18. The method of claim 9, wherein the TALE nuclease or cleavage enzyme is engineered to recognize the sequence within the locus.

19. A kit for introducing at least one transgene into CHO cells, said kit comprising: A vector encoding at least one nuclease and / or cleavage enzyme that targets a genomic locus in the CHO cells, the locus being defined by the endogenous nucleotide sequence of SEQ ID NO: 1 from position 29521 to 39747; At least one stimulator and / or inhibitor of a DNA repair pathway in a separate container, wherein the DNA repair pathway is microhomology-mediated end joining (MMEJ) or homologous recombination (HR). Instructions for use of the at least one nuclease and / or cleavage enzyme and the at least one stimulator and / or inhibitor to transfect the cells with the at least one transgene.

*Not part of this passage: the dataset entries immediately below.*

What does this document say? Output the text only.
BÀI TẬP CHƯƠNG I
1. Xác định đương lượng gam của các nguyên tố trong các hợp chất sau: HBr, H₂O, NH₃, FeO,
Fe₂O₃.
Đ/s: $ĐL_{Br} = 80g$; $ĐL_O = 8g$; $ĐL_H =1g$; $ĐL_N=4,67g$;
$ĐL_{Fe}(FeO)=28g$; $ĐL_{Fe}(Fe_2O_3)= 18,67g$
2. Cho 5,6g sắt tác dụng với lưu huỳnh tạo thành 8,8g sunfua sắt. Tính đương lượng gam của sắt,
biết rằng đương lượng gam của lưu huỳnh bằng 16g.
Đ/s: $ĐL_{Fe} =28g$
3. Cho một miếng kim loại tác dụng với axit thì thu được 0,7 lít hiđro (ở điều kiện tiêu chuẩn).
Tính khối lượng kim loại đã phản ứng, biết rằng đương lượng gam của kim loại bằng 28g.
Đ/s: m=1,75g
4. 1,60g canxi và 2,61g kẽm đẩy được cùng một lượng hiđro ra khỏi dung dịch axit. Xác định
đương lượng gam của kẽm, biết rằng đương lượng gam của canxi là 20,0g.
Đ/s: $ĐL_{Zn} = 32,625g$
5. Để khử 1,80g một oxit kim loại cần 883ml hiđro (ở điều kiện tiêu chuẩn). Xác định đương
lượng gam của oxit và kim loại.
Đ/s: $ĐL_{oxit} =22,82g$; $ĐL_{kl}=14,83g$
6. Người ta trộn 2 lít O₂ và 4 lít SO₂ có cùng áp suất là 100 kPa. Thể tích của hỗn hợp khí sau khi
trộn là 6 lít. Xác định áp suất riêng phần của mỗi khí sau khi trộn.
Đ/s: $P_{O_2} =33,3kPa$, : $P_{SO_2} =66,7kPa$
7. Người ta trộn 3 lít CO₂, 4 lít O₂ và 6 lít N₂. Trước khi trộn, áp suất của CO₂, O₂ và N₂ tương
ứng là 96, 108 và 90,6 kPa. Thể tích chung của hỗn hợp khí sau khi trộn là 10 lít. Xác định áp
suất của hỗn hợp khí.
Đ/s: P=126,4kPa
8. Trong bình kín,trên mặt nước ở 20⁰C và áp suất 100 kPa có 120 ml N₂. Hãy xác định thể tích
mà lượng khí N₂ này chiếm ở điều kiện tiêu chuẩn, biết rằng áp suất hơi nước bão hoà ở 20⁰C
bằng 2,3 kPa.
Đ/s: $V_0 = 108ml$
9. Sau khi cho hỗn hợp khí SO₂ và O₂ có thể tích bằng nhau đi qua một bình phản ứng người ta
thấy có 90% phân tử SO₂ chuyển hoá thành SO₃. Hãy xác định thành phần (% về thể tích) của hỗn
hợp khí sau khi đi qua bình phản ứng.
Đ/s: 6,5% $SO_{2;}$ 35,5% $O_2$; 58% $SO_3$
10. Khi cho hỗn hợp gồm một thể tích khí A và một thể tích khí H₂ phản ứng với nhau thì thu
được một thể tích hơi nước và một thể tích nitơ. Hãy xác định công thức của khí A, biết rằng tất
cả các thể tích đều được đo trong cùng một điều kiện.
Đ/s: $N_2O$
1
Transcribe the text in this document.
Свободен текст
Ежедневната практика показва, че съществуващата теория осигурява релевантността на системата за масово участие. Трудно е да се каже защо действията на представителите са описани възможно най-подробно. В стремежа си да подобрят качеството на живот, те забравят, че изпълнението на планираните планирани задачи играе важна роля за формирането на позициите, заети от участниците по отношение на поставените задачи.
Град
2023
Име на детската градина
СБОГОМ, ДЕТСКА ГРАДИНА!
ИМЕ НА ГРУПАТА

20. The kit of claim 19, wherein the kit further comprises at least one vector encoding at least one targeting element that guides the at least one nuclease and / or cleaving enzyme, the at least one vector being contained in a container containing a vector encoding the at least one nuclease and / or cleaving enzyme that targets the genomic locus, or being contained in a separate container.